Johnson dedicated the turbines in honor of his mother and father.

“These wind turbines are just one part of my family’s and the company’s decades long and strong commitment to improving the environment,” Johnson said, noting that his father was inducted into Fortune Magazine’s Hall of Fame for his environmental leadership and his mother is a naturalist.

The turbines are the largest onsite, company-owned wind turbine manufacturing project in the Midwest.

With energy from the new wind turbines in addition to energy from the two cogeneration turbines, which uses methane gas from the nearby landfill and clean-burning natural gas, the facility is now able to produce an average of 100 percent of its electrical energy onsite.

Mount Pleasant village officials attended the commissioning of the wind turbines.

Karen Itzenhuiser December 20, 2012 at 04:54 AM
I saw these for the first time yesterday...they're awesome!

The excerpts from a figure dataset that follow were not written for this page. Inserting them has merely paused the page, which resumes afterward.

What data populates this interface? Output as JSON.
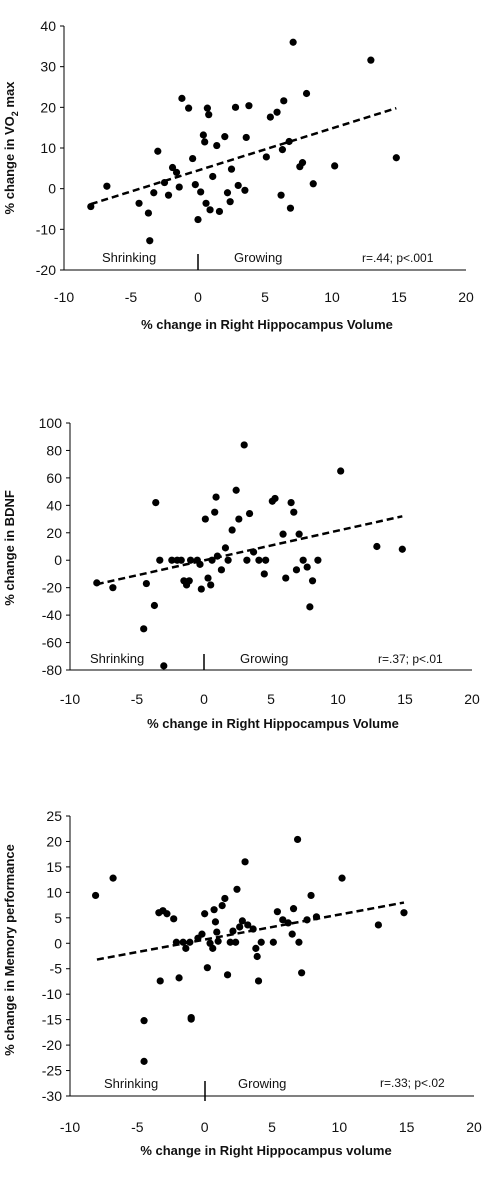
{
  "chart_data": [
    {
      "type": "scatter",
      "xlabel": "% change in Right Hippocampus Volume",
      "ylabel": "% change in VO2 max",
      "ylabel_main": "% change in VO",
      "ylabel_sub": "2",
      "ylabel_tail": " max",
      "xlim": [
        -10,
        20
      ],
      "ylim": [
        -20,
        40
      ],
      "xticks": [
        "-10",
        "-5",
        "0",
        "5",
        "10",
        "15",
        "20"
      ],
      "yticks": [
        "-20",
        "-10",
        "0",
        "10",
        "20",
        "30",
        "40"
      ],
      "annotations": {
        "left": "Shrinking",
        "right": "Growing",
        "stats": "r=.44; p<.001"
      },
      "trendline": {
        "style": "dashed",
        "x": [
          -8,
          14.8
        ],
        "y": [
          -3.8,
          19.8
        ]
      },
      "points": [
        [
          -8.0,
          -4.4
        ],
        [
          -6.8,
          0.6
        ],
        [
          -4.4,
          -3.6
        ],
        [
          -3.7,
          -6.0
        ],
        [
          -3.6,
          -12.8
        ],
        [
          -3.3,
          -1.0
        ],
        [
          -3.0,
          9.2
        ],
        [
          -2.5,
          1.5
        ],
        [
          -2.2,
          -1.6
        ],
        [
          -1.9,
          5.2
        ],
        [
          -1.6,
          4.0
        ],
        [
          -1.4,
          0.4
        ],
        [
          -1.2,
          22.2
        ],
        [
          -0.7,
          19.8
        ],
        [
          -0.4,
          7.4
        ],
        [
          -0.2,
          1.0
        ],
        [
          0.0,
          -7.6
        ],
        [
          0.2,
          -0.8
        ],
        [
          0.4,
          13.2
        ],
        [
          0.5,
          11.5
        ],
        [
          0.6,
          -3.6
        ],
        [
          0.7,
          19.8
        ],
        [
          0.8,
          18.2
        ],
        [
          0.9,
          -5.2
        ],
        [
          1.1,
          3.0
        ],
        [
          1.4,
          10.6
        ],
        [
          1.6,
          -5.6
        ],
        [
          2.0,
          12.8
        ],
        [
          2.2,
          -1.0
        ],
        [
          2.4,
          -3.2
        ],
        [
          2.5,
          4.8
        ],
        [
          2.8,
          20.0
        ],
        [
          3.0,
          0.8
        ],
        [
          3.5,
          -0.4
        ],
        [
          3.6,
          12.6
        ],
        [
          3.8,
          20.4
        ],
        [
          5.1,
          7.8
        ],
        [
          5.4,
          17.6
        ],
        [
          5.9,
          18.8
        ],
        [
          6.2,
          -1.6
        ],
        [
          6.3,
          9.6
        ],
        [
          6.4,
          21.6
        ],
        [
          6.8,
          11.6
        ],
        [
          6.9,
          -4.8
        ],
        [
          7.1,
          36.0
        ],
        [
          7.6,
          5.4
        ],
        [
          7.8,
          6.4
        ],
        [
          8.1,
          23.4
        ],
        [
          8.6,
          1.2
        ],
        [
          10.2,
          5.6
        ],
        [
          12.9,
          31.6
        ],
        [
          14.8,
          7.6
        ]
      ]
    },
    {
      "type": "scatter",
      "xlabel": "% change in Right Hippocampus Volume",
      "ylabel": "% change in BDNF",
      "xlim": [
        -10,
        20
      ],
      "ylim": [
        -80,
        100
      ],
      "xticks": [
        "-10",
        "-5",
        "0",
        "5",
        "10",
        "15",
        "20"
      ],
      "yticks": [
        "-80",
        "-60",
        "-40",
        "-20",
        "0",
        "20",
        "40",
        "60",
        "80",
        "100"
      ],
      "annotations": {
        "left": "Shrinking",
        "right": "Growing",
        "stats": "r=.37; p<.01"
      },
      "trendline": {
        "style": "dashed",
        "x": [
          -8,
          14.8
        ],
        "y": [
          -17.5,
          32.0
        ]
      },
      "points": [
        [
          -8.0,
          -16.5
        ],
        [
          -6.8,
          -20.0
        ],
        [
          -4.5,
          -50.0
        ],
        [
          -4.3,
          -17.0
        ],
        [
          -3.7,
          -33.0
        ],
        [
          -3.6,
          42.0
        ],
        [
          -3.3,
          0.0
        ],
        [
          -3.0,
          -77.0
        ],
        [
          -2.4,
          0.0
        ],
        [
          -2.0,
          0.0
        ],
        [
          -1.7,
          0.0
        ],
        [
          -1.5,
          -15.0
        ],
        [
          -1.3,
          -18.0
        ],
        [
          -1.1,
          -15.0
        ],
        [
          -1.0,
          0.0
        ],
        [
          -0.5,
          0.0
        ],
        [
          -0.3,
          -3.0
        ],
        [
          -0.2,
          -21.0
        ],
        [
          0.1,
          30.0
        ],
        [
          0.3,
          -13.0
        ],
        [
          0.5,
          -18.0
        ],
        [
          0.6,
          0.0
        ],
        [
          0.8,
          35.0
        ],
        [
          0.9,
          46.0
        ],
        [
          1.0,
          3.0
        ],
        [
          1.3,
          -7.0
        ],
        [
          1.6,
          9.0
        ],
        [
          1.8,
          0.0
        ],
        [
          2.1,
          22.0
        ],
        [
          2.4,
          51.0
        ],
        [
          2.6,
          30.0
        ],
        [
          3.0,
          84.0
        ],
        [
          3.2,
          0.0
        ],
        [
          3.4,
          34.0
        ],
        [
          3.7,
          6.0
        ],
        [
          4.1,
          0.0
        ],
        [
          4.5,
          -10.0
        ],
        [
          4.6,
          0.0
        ],
        [
          5.1,
          43.0
        ],
        [
          5.3,
          45.0
        ],
        [
          5.9,
          19.0
        ],
        [
          6.1,
          -13.0
        ],
        [
          6.5,
          42.0
        ],
        [
          6.7,
          35.0
        ],
        [
          6.9,
          -7.0
        ],
        [
          7.1,
          19.0
        ],
        [
          7.4,
          0.0
        ],
        [
          7.7,
          -5.0
        ],
        [
          7.9,
          -34.0
        ],
        [
          8.1,
          -15.0
        ],
        [
          8.5,
          0.0
        ],
        [
          10.2,
          65.0
        ],
        [
          12.9,
          10.0
        ],
        [
          14.8,
          8.0
        ]
      ]
    },
    {
      "type": "scatter",
      "xlabel": "% change in Right Hippocampus volume",
      "ylabel": "% change in Memory performance",
      "xlim": [
        -10,
        20
      ],
      "ylim": [
        -30,
        25
      ],
      "xticks": [
        "-10",
        "-5",
        "0",
        "5",
        "10",
        "15",
        "20"
      ],
      "yticks": [
        "-30",
        "-25",
        "-20",
        "-15",
        "-10",
        "-5",
        "0",
        "5",
        "10",
        "15",
        "20",
        "25"
      ],
      "annotations": {
        "left": "Shrinking",
        "right": "Growing",
        "stats": "r=.33; p<.02"
      },
      "trendline": {
        "style": "dashed",
        "x": [
          -8,
          14.8
        ],
        "y": [
          -3.2,
          8.0
        ]
      },
      "points": [
        [
          -8.1,
          9.4
        ],
        [
          -6.8,
          12.8
        ],
        [
          -4.5,
          -15.2
        ],
        [
          -4.5,
          -23.2
        ],
        [
          -3.4,
          6.0
        ],
        [
          -3.3,
          -7.4
        ],
        [
          -3.1,
          6.4
        ],
        [
          -2.8,
          5.8
        ],
        [
          -2.3,
          4.8
        ],
        [
          -2.1,
          0.2
        ],
        [
          -1.9,
          -6.8
        ],
        [
          -1.6,
          0.2
        ],
        [
          -1.4,
          -1.0
        ],
        [
          -1.1,
          0.2
        ],
        [
          -1.0,
          -14.6
        ],
        [
          -1.0,
          -14.9
        ],
        [
          -0.5,
          1.0
        ],
        [
          -0.2,
          1.8
        ],
        [
          0.0,
          5.8
        ],
        [
          0.2,
          -4.8
        ],
        [
          0.4,
          0.0
        ],
        [
          0.6,
          -1.0
        ],
        [
          0.7,
          6.6
        ],
        [
          0.8,
          4.2
        ],
        [
          0.9,
          2.2
        ],
        [
          1.0,
          0.4
        ],
        [
          1.3,
          7.4
        ],
        [
          1.5,
          8.8
        ],
        [
          1.7,
          -6.2
        ],
        [
          1.9,
          0.2
        ],
        [
          2.1,
          2.4
        ],
        [
          2.3,
          0.2
        ],
        [
          2.4,
          10.6
        ],
        [
          2.6,
          3.2
        ],
        [
          2.8,
          4.4
        ],
        [
          3.0,
          16.0
        ],
        [
          3.2,
          3.6
        ],
        [
          3.6,
          2.8
        ],
        [
          3.8,
          -1.0
        ],
        [
          3.9,
          -2.6
        ],
        [
          4.0,
          -7.4
        ],
        [
          4.2,
          0.2
        ],
        [
          5.1,
          0.2
        ],
        [
          5.4,
          6.2
        ],
        [
          5.8,
          4.6
        ],
        [
          6.2,
          4.0
        ],
        [
          6.5,
          1.8
        ],
        [
          6.6,
          6.8
        ],
        [
          6.9,
          20.4
        ],
        [
          7.0,
          0.2
        ],
        [
          7.2,
          -5.8
        ],
        [
          7.6,
          4.6
        ],
        [
          7.9,
          9.4
        ],
        [
          8.3,
          5.2
        ],
        [
          10.2,
          12.8
        ],
        [
          12.9,
          3.6
        ],
        [
          14.8,
          6.0
        ]
      ]
    }
  ]
}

I can't imagine anyone thinking that they are an eye sore. A neat and clean answer to energy provided by mother nature.
Avenging Angel December 20, 2012 at 05:03 AM
Is this supposed to be a news story? If so, perhaps the author can tell us how many years it will be for this system to become profitable? Cost of the towers, turbines, battery strings, rectifiers, yearly maintenance? All these costs versus the estimated cost from WE Energies?
Karen Itzenhuiser December 20, 2012 at 05:17 AM
I don't know that it was ever meant to be profitable. Most electricity in the U.S. today comes from converting the heat energy released from burning fossil fuels--coal, natural gas and oil. Wind turbines are just another source of harnessing energy. Much cleaner than burning fossil fuels. I'd rather see wind turbines than a coal plant spewing smoke.
Joe K December 20, 2012 at 05:27 AM
SCJ is a private company and is under no obligation to provide any of that information.
Avenging Angel December 20, 2012 at 04:40 PM
Joe, the author could easily research this information.
Joe K December 21, 2012 at 05:31 AM
If it's that easy, why do you need the author to do it?
rudi wendt December 25, 2012 at 09:15 PM
Hummm, no nuisance big ash hills laying around, no coal dust flying around, no coal ash flying around, no ash tanker truck jbraking in front of your home trying to drive you from your home, no sounds of the trains dumping the coal from the train cars, no diesel smell from trains idleing, no employees with extremely loud exhaust trying to drive you from your home, no highways closed due to railroad train construction going on, what is right or wrong with this picture? Seems to me SC Johnson has a win win situation here. What do you think?